NO ABSOLUTE KNOWLEDGE

 

Man can have a relative knowledge of God, but he cannot know or experience God personally.  He can come to the conclusion, through careful logical reasonings, that God would be the ultimate spiritual globe when all separate globes of pure spirit, from whichever part of the Universe, had converged towards one another in the future post-millennial Beyond, but he cannot know what it would actually be like to be a part of that ultimate globe himself - what the condition of supreme being would actually be like to the experiencing mind.  In fact, there would be no 'part' of God, because one great indivisible transcendence.  No man can get anywhere near fathoming exactly what the condition of such an ultimate globe of transcendent spirit would actually be like.  Man has but a small, relatively humble spirit which, in any case, is polluted by the flesh and dependent on the flesh for its survival.  He can only acquire, at the best of times, a vague intimation of what that supreme condition of being would actually be like.  Yet he has often mistaken his vague intimation for absolute knowledge of God in the past!  Such exaggerations were perhaps a form of compensation for his earthly shortcomings.

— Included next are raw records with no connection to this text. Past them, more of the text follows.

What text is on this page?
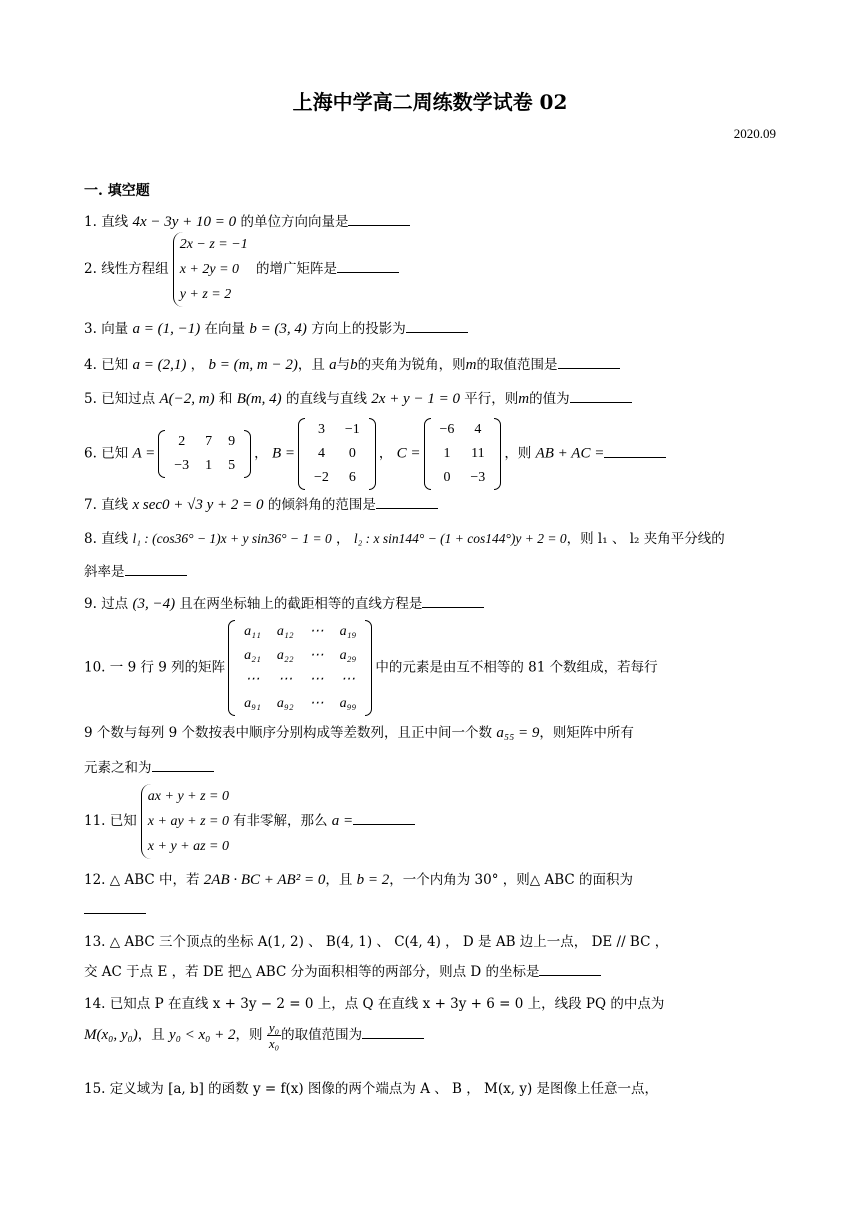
上海中学高二周练数学试卷 02
2020.09
一. 填空题
1. 直线 4x − 3y + 10 = 0 的单位方向向量是
2. 线性方程组
2x − z = −1
x + 2y = 0
y + z = 2
的增广矩阵是
3. 向量 a = (1, −1) 在向量 b = (3, 4) 方向上的投影为
4. 已知 a = (2,1) ， b = (m, m − 2)，且 a与b的夹角为锐角，则m的取值范围是
5. 已知过点 A(−2, m) 和 B(m, 4) 的直线与直线 2x + y − 1 = 0 平行，则m的值为
6. 已知 A =
2	7	9
−3	1	5
， B =
3	−1
4	0
−2	6
， C =
−6	4
1	11
0	−3
，则 AB + AC =
7. 直线 x sec0 + √3 y + 2 = 0 的倾斜角的范围是
8. 直线 l₁ : (cos36° − 1)x + y sin36° − 1 = 0 ， l₂ : x sin144° − (1 + cos144°)y + 2 = 0，则 l₁ 、 l₂ 夹角平分线的
斜率是
9. 过点 (3, −4) 且在两坐标轴上的截距相等的直线方程是
10. 一 9 行 9 列的矩阵
a₁₁	a₁₂	⋯	a₁₉
a₂₁	a₂₂	⋯	a₂₉
⋯	⋯	⋯	⋯
a₉₁	a₉₂	⋯	a₉₉
中的元素是由互不相等的 81 个数组成，若每行
9 个数与每列 9 个数按表中顺序分别构成等差数列，且正中间一个数 a₅₅ = 9，则矩阵中所有
元素之和为
11. 已知
ax + y + z = 0
x + ay + z = 0
x + y + az = 0
有非零解，那么 a =
12. △ ABC 中，若 2AB · BC + AB² = 0，且 b = 2，一个内角为 30° ，则△ ABC 的面积为
13. △ ABC 三个顶点的坐标 A(1, 2) 、 B(4, 1) 、 C(4, 4) ， D 是 AB 边上一点， DE // BC ，
交 AC 于点 E ，若 DE 把△ ABC 分为面积相等的两部分，则点 D 的坐标是
14. 已知点 P 在直线 x + 3y − 2 = 0 上，点 Q 在直线 x + 3y + 6 = 0 上，线段 PQ 的中点为
M(x₀, y₀)，且 y₀ < x₀ + 2，则 $\frac{\text{y₀}}{\text{x₀}}$ 的取值范围为
15. 定义域为 [a, b] 的函数 y = f(x) 图像的两个端点为 A 、 B ， M(x, y) 是图像上任意一点，
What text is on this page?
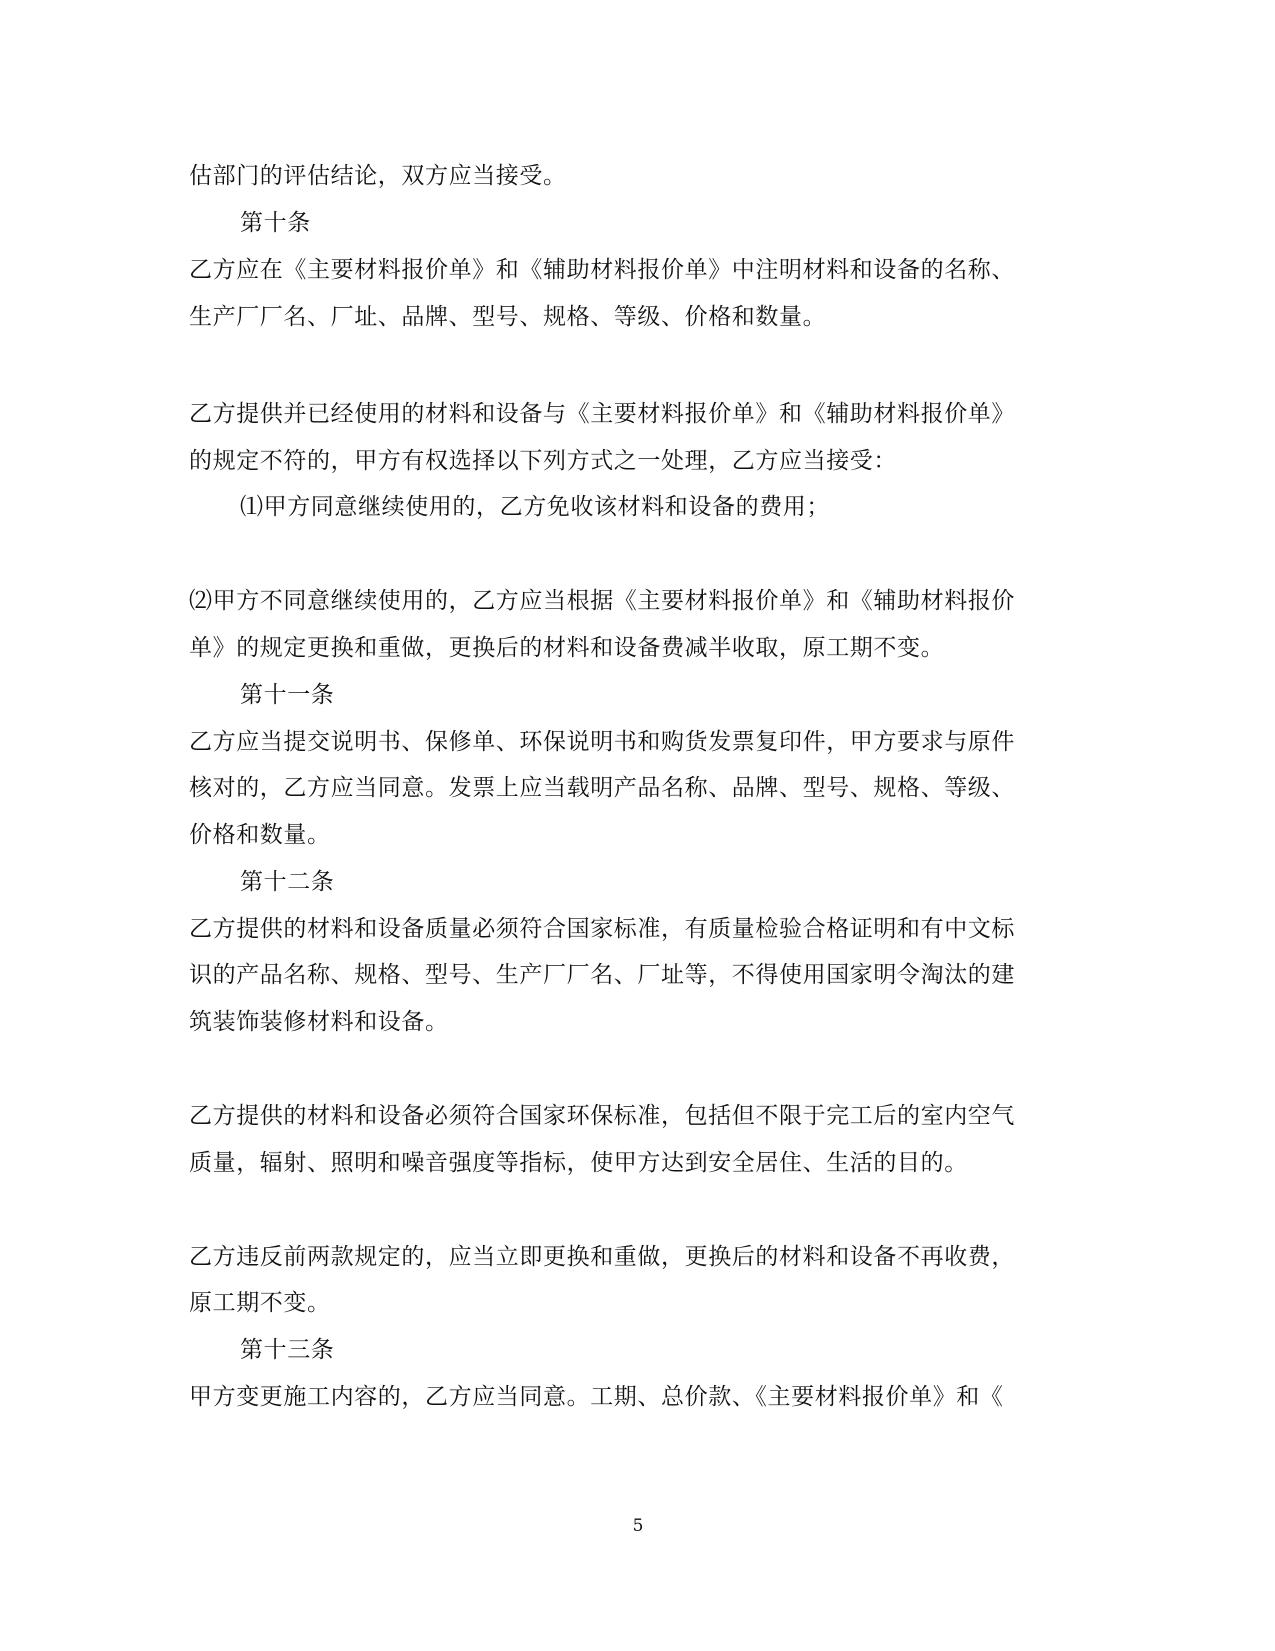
估部门的评估结论，双方应当接受。
第十条
乙方应在《主要材料报价单》和《辅助材料报价单》中注明材料和设备的名称、
生产厂厂名、厂址、品牌、型号、规格、等级、价格和数量。
乙方提供并已经使用的材料和设备与《主要材料报价单》和《辅助材料报价单》
的规定不符的，甲方有权选择以下列方式之一处理，乙方应当接受：
⑴甲方同意继续使用的，乙方免收该材料和设备的费用；
⑵甲方不同意继续使用的，乙方应当根据《主要材料报价单》和《辅助材料报价
单》的规定更换和重做，更换后的材料和设备费减半收取，原工期不变。
第十一条
乙方应当提交说明书、保修单、环保说明书和购货发票复印件，甲方要求与原件
核对的，乙方应当同意。发票上应当载明产品名称、品牌、型号、规格、等级、
价格和数量。
第十二条
乙方提供的材料和设备质量必须符合国家标准，有质量检验合格证明和有中文标
识的产品名称、规格、型号、生产厂厂名、厂址等，不得使用国家明令淘汰的建
筑装饰装修材料和设备。
乙方提供的材料和设备必须符合国家环保标准，包括但不限于完工后的室内空气
质量，辐射、照明和噪音强度等指标，使甲方达到安全居住、生活的目的。
乙方违反前两款规定的，应当立即更换和重做，更换后的材料和设备不再收费，
原工期不变。
第十三条
甲方变更施工内容的，乙方应当同意。工期、总价款、《主要材料报价单》和《
5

     Relative knowledge of God takes the form of logical reasonings concerning the outcome of evolution, and should not be confused with those vague intimations of supreme being which saints and other fortunate human beings have occasionally experienced in the past.  Such intimations appertain to a stronger influx of human spirit upon a person, and are at a considerable remove from what God would literally be like in the post-millennial Beyond.  The experience of infused contemplation would not have led the recipient to apperceive God, but, on the contrary, to apperceive his own quota of spirit more clearly and intensely than would ordinarily have been the case.  One might define this experience as an indirect, rather partial glimpse of Heaven.

     Is it possible, I wonder, that Spiritual Globes already exist in the heavenly Beyond?  Relative knowledge of God, based on cogent reasoning, should enable one to answer this question affirmatively.  Yes, I believe that such globes could exist in the heavenly Beyond, which is to say in space considered as a setting for a more advanced absolute than the stars.... Though their existence there would not constitute God but globes of pure spirit en route, as it were, to the possibility of an ultimate Spiritual Globe, which could only come to pass with the fusion, following convergence, of all such globes into ultimate unity, the unity of what Teilhard de Chardin calls the Omega Point.  Since we haven't got anywhere near transcendence yet, we can be confident that an ultimate Spiritual Globe, comprised of all spiritual contributions throughout the Universe, doesn't exist.

     Nevertheless we would be mistaken, I believe, to assume that such individual globes of transcendent spirit as may exist there, by dint of the possible spiritual contributions made by more advanced planets than our own elsewhere in the Universe, exert no beneficial influence upon ourselves.  There is no reason why those nearest to us, which may yet be millions of miles away, shouldn't to some extent draw our spirit slightly towards them.  For if they attract and converge towards one another in the heavenly Beyond, they must surely have some tangential attractive influence on what is best in us - namely our spirit.  This proposition doesn't, however, discount the part played by human struggle in the evolutionary journey.  A pulling teleological argument would not have much credence on its own.   We must bear in mind the pushing evolutionary one as well, though we may be excused, in this day and age, for turning against astrological determinism, which is really the opposite of teleological freedom.